Vladimir Putin believes global warming is a "fraud," an elaborate hoax perpetuated by other nations to restrain Russia's industrial development.

Putin believes "there is no global warming, that this is a fraud to restrain the industrial development of several countries, including Russia," political analyst and Putin critic Stanislav Belkovsky said, according to Reuters.

This skepticism is reflected in the nation's media coverage, which focuses more on Russia's ongoing economic crisis and and events in Ukraine and Syria. Due to the absence of a conversation about climate change in the media, the public in turn treats the subject as a low priority, and Putin's skepticism goes largely unchallenged.
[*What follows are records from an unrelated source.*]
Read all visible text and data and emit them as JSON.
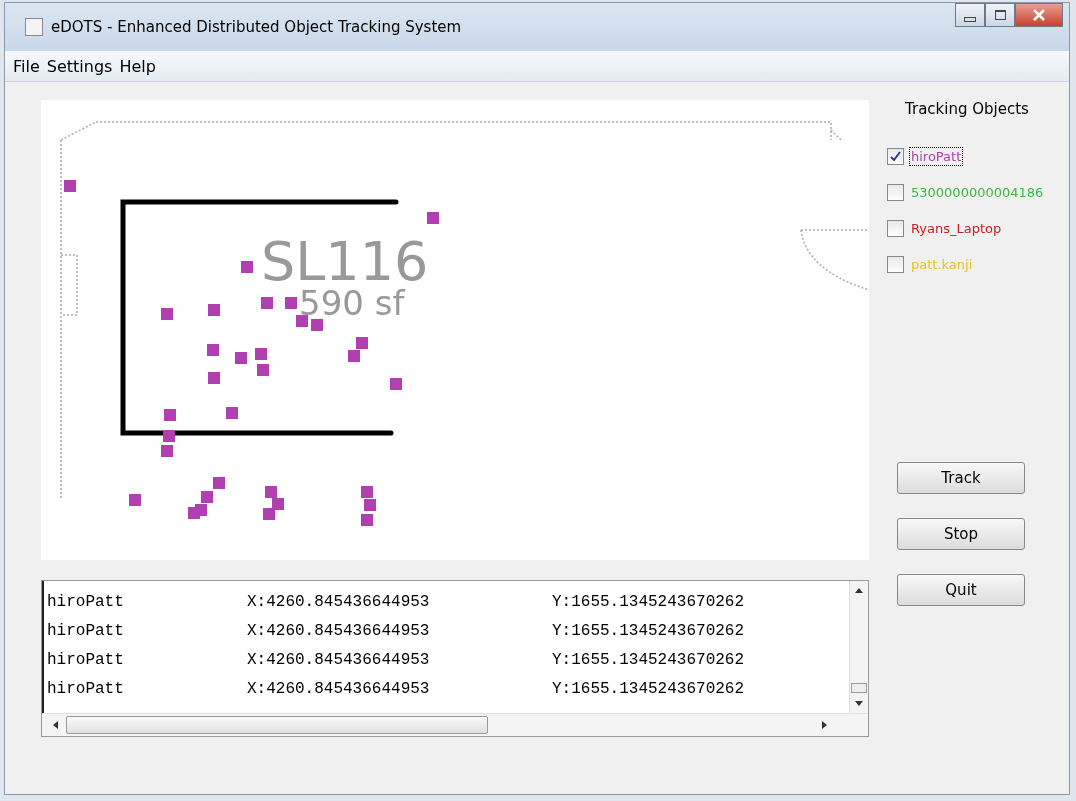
{
  "window": {
    "title": "eDOTS - Enhanced Distributed Object Tracking System"
  },
  "menu": [
    "File",
    "Settings",
    "Help"
  ],
  "map": {
    "room_label": "SL116",
    "area_label": "590 sf"
  },
  "tracking": {
    "title": "Tracking Objects",
    "objects": [
      {
        "name": "hiroPatt",
        "checked": true,
        "color": "#b040b0"
      },
      {
        "name": "5300000000004186",
        "checked": false,
        "color": "#3cb83c"
      },
      {
        "name": "Ryans_Laptop",
        "checked": false,
        "color": "#cc2020"
      },
      {
        "name": "patt.kanji",
        "checked": false,
        "color": "#e8c020"
      }
    ]
  },
  "log": [
    {
      "name": "hiroPatt",
      "x": "X:4260.845436644953",
      "y": "Y:1655.1345243670262"
    },
    {
      "name": "hiroPatt",
      "x": "X:4260.845436644953",
      "y": "Y:1655.1345243670262"
    },
    {
      "name": "hiroPatt",
      "x": "X:4260.845436644953",
      "y": "Y:1655.1345243670262"
    },
    {
      "name": "hiroPatt",
      "x": "X:4260.845436644953",
      "y": "Y:1655.1345243670262"
    }
  ],
  "buttons": [
    "Track",
    "Stop",
    "Quit"
  ]
}
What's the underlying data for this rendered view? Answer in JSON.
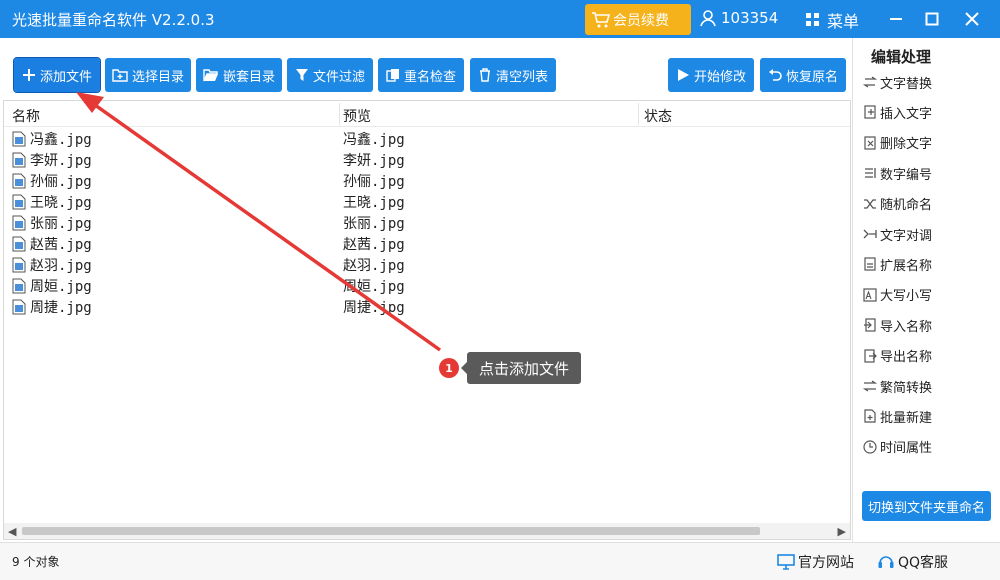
{
  "app": {
    "title": "光速批量重命名软件 V2.2.0.3"
  },
  "titlebar": {
    "vip_label": "会员续费",
    "user_id": "103354",
    "menu_label": "菜单"
  },
  "toolbar": {
    "add_file": "添加文件",
    "select_dir": "选择目录",
    "nested_dir": "嵌套目录",
    "file_filter": "文件过滤",
    "rename_check": "重名检查",
    "clear_list": "清空列表",
    "start_modify": "开始修改",
    "restore_name": "恢复原名"
  },
  "table": {
    "columns": [
      "名称",
      "预览",
      "状态"
    ],
    "rows": [
      {
        "name": "冯鑫.jpg",
        "preview": "冯鑫.jpg"
      },
      {
        "name": "李妍.jpg",
        "preview": "李妍.jpg"
      },
      {
        "name": "孙俪.jpg",
        "preview": "孙俪.jpg"
      },
      {
        "name": "王晓.jpg",
        "preview": "王晓.jpg"
      },
      {
        "name": "张丽.jpg",
        "preview": "张丽.jpg"
      },
      {
        "name": "赵茜.jpg",
        "preview": "赵茜.jpg"
      },
      {
        "name": "赵羽.jpg",
        "preview": "赵羽.jpg"
      },
      {
        "name": "周姮.jpg",
        "preview": "周姮.jpg"
      },
      {
        "name": "周捷.jpg",
        "preview": "周捷.jpg"
      }
    ]
  },
  "sidebar": {
    "title": "编辑处理",
    "items": [
      {
        "label": "文字替换",
        "icon": "swap-icon"
      },
      {
        "label": "插入文字",
        "icon": "insert-icon"
      },
      {
        "label": "删除文字",
        "icon": "delete-text-icon"
      },
      {
        "label": "数字编号",
        "icon": "number-icon"
      },
      {
        "label": "随机命名",
        "icon": "shuffle-icon"
      },
      {
        "label": "文字对调",
        "icon": "exchange-icon"
      },
      {
        "label": "扩展名称",
        "icon": "extension-icon"
      },
      {
        "label": "大写小写",
        "icon": "case-icon"
      },
      {
        "label": "导入名称",
        "icon": "import-icon"
      },
      {
        "label": "导出名称",
        "icon": "export-icon"
      },
      {
        "label": "繁简转换",
        "icon": "convert-icon"
      },
      {
        "label": "批量新建",
        "icon": "new-batch-icon"
      },
      {
        "label": "时间属性",
        "icon": "clock-icon"
      }
    ],
    "switch_label": "切换到文件夹重命名"
  },
  "status": {
    "count": "9 个对象",
    "website": "官方网站",
    "qq": "QQ客服"
  },
  "annotation": {
    "badge": "1",
    "tip": "点击添加文件"
  },
  "colors": {
    "primary": "#1e88e5",
    "vip": "#f6b21b",
    "badge": "#e53935",
    "arrow": "#e53935"
  }
}
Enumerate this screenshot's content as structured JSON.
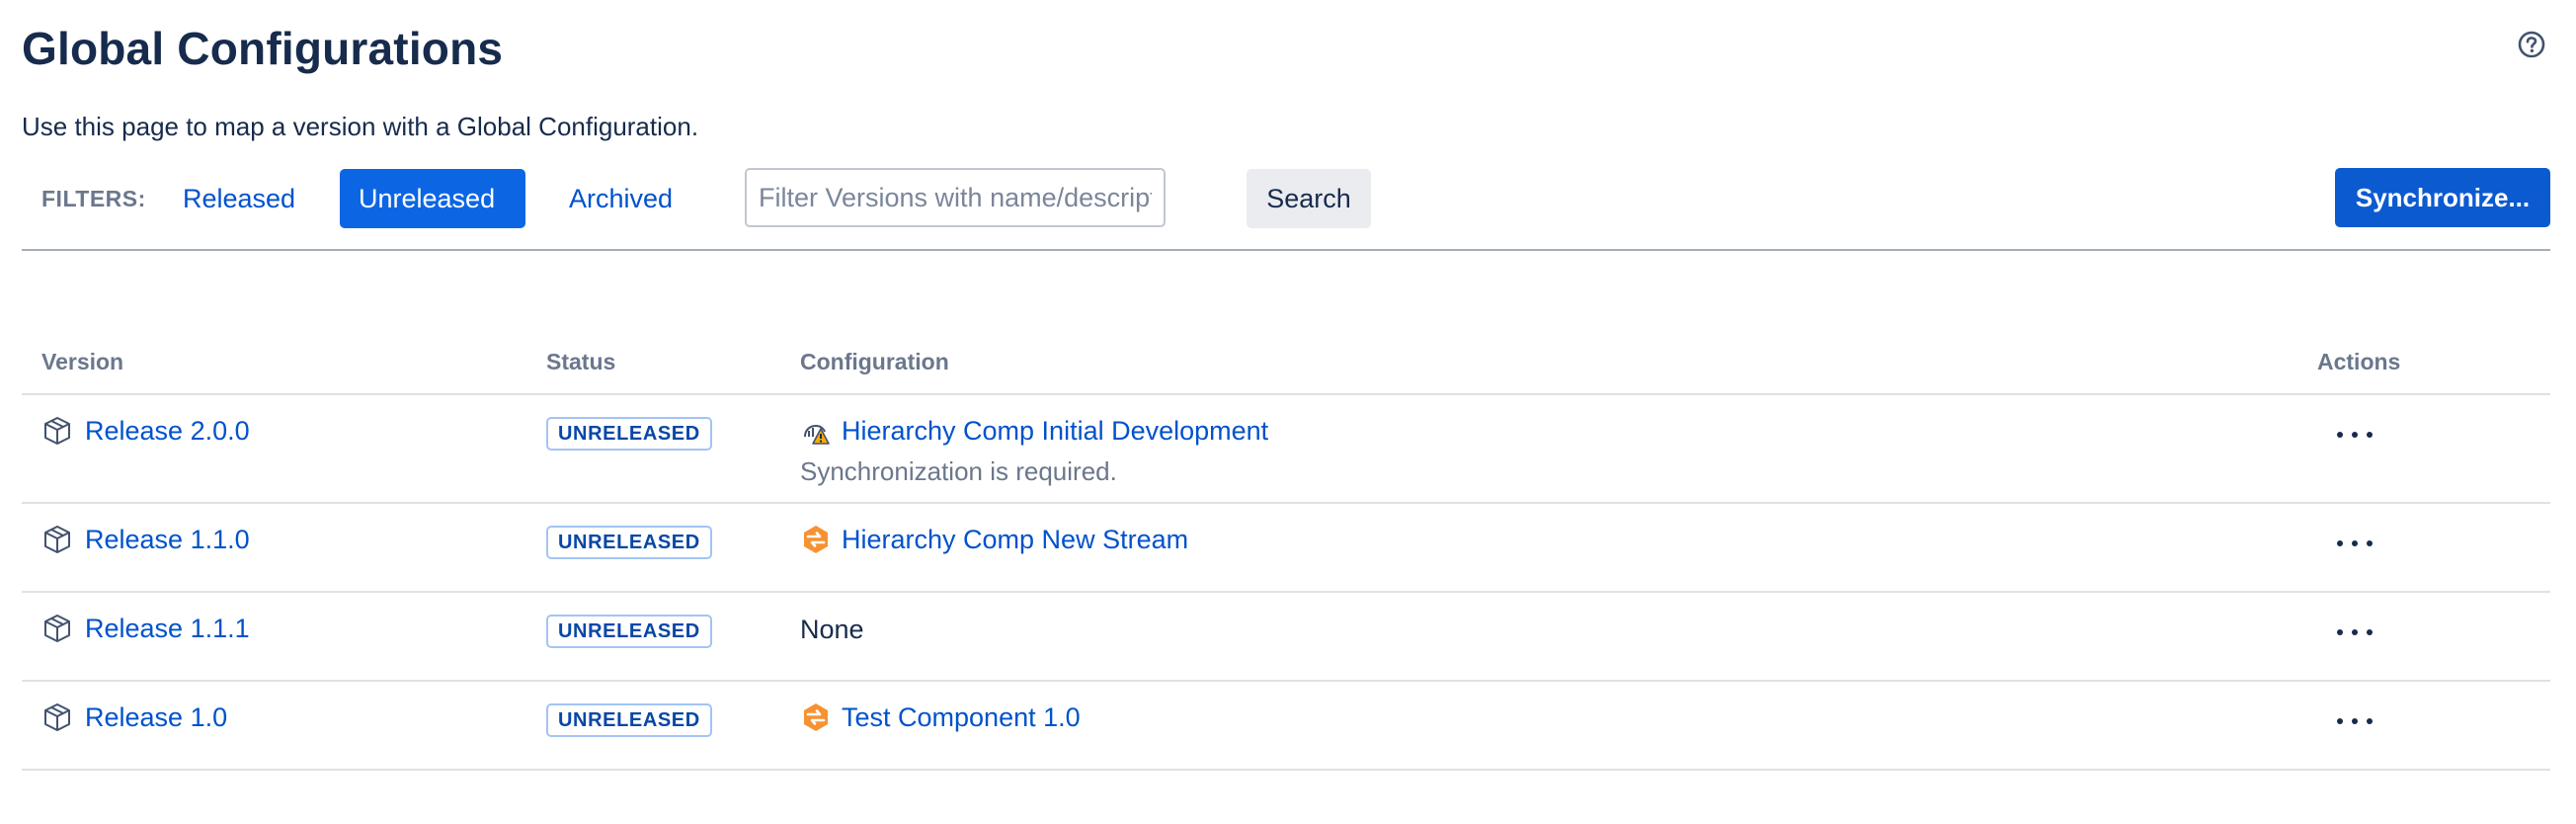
{
  "page": {
    "title": "Global Configurations",
    "subtitle": "Use this page to map a version with a Global Configuration.",
    "help_icon": "question-circle-icon"
  },
  "filters": {
    "label": "FILTERS:",
    "options": [
      {
        "label": "Released",
        "active": false
      },
      {
        "label": "Unreleased",
        "active": true
      },
      {
        "label": "Archived",
        "active": false
      }
    ],
    "search_placeholder": "Filter Versions with name/description",
    "search_value": "",
    "search_button": "Search",
    "synchronize_button": "Synchronize...",
    "active_color": "#0c66e4"
  },
  "table": {
    "headers": {
      "version": "Version",
      "status": "Status",
      "configuration": "Configuration",
      "actions": "Actions"
    },
    "rows": [
      {
        "version": "Release 2.0.0",
        "status": "UNRELEASED",
        "configuration": "Hierarchy Comp Initial Development",
        "config_icon": "config-warning-icon",
        "note": "Synchronization is required."
      },
      {
        "version": "Release 1.1.0",
        "status": "UNRELEASED",
        "configuration": "Hierarchy Comp New Stream",
        "config_icon": "stream-icon"
      },
      {
        "version": "Release 1.1.1",
        "status": "UNRELEASED",
        "configuration": "None",
        "config_icon": null
      },
      {
        "version": "Release 1.0",
        "status": "UNRELEASED",
        "configuration": "Test Component 1.0",
        "config_icon": "stream-icon"
      }
    ],
    "version_icon": "package-icon",
    "actions_icon": "more-icon"
  },
  "colors": {
    "link": "#0052cc",
    "badge_text": "#0747a6",
    "badge_border": "#a2c4f5",
    "stream_orange": "#f79232",
    "primary_button": "#0c5ad0"
  }
}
Putin's skepticism dates back to the early 2000s when his staff conducted "very, very extensive work trying to understand all sides of the climate debate," Putin's ex-senior economic adviser Andrey Illarionov said, according to The New York Times.

"We found that, while climate change does exist, it is cyclical, and the anthropogenic role is very limited," he said. "It became clear that the climate is a complicated system and that, so far, the evidence presented for the need to 'fight' global warming was rather unfounded."

Putin's view hasn't changed since then. During a trip to the Arctic in 2010, Putin acknowledged that the climate is changing, but he doubted the change was related to human activity.

Environmentalists believe this stance is also reflected in the Russian media's reaction to domestic affairs, reported The Daily Caller. As wildfires crackled across Siberia over the summer, turning the skies ochre and sending enough smoke to blot out satellite views of the 400-mile-long Lake Baikal, news outlets blamed the flames on "locals who routinely but carelessly burn off tall grasses every year, and sometimes incompetent crews struggling to put the fires out."

As December's global summit on climate change quickly approaches, Moscow's pledge continues to illustrate a lack of interest in the matter. Moscow pledged a reduction in  emissions to "70 to 75" percent of 1990 levels by 2030, but by doing so the nation is actually increasing its emissions from 2012. As things stand, Russia's emissions are far below the levels that were produced by ex-Soviet smokestack industries in 1990.

"It is difficult to spend editorial resources on things that are now a low priority in the midst of the economic crisis," Galina Timchenko, who runs a news site. "Unfortunately climate change is not very interesting to the public."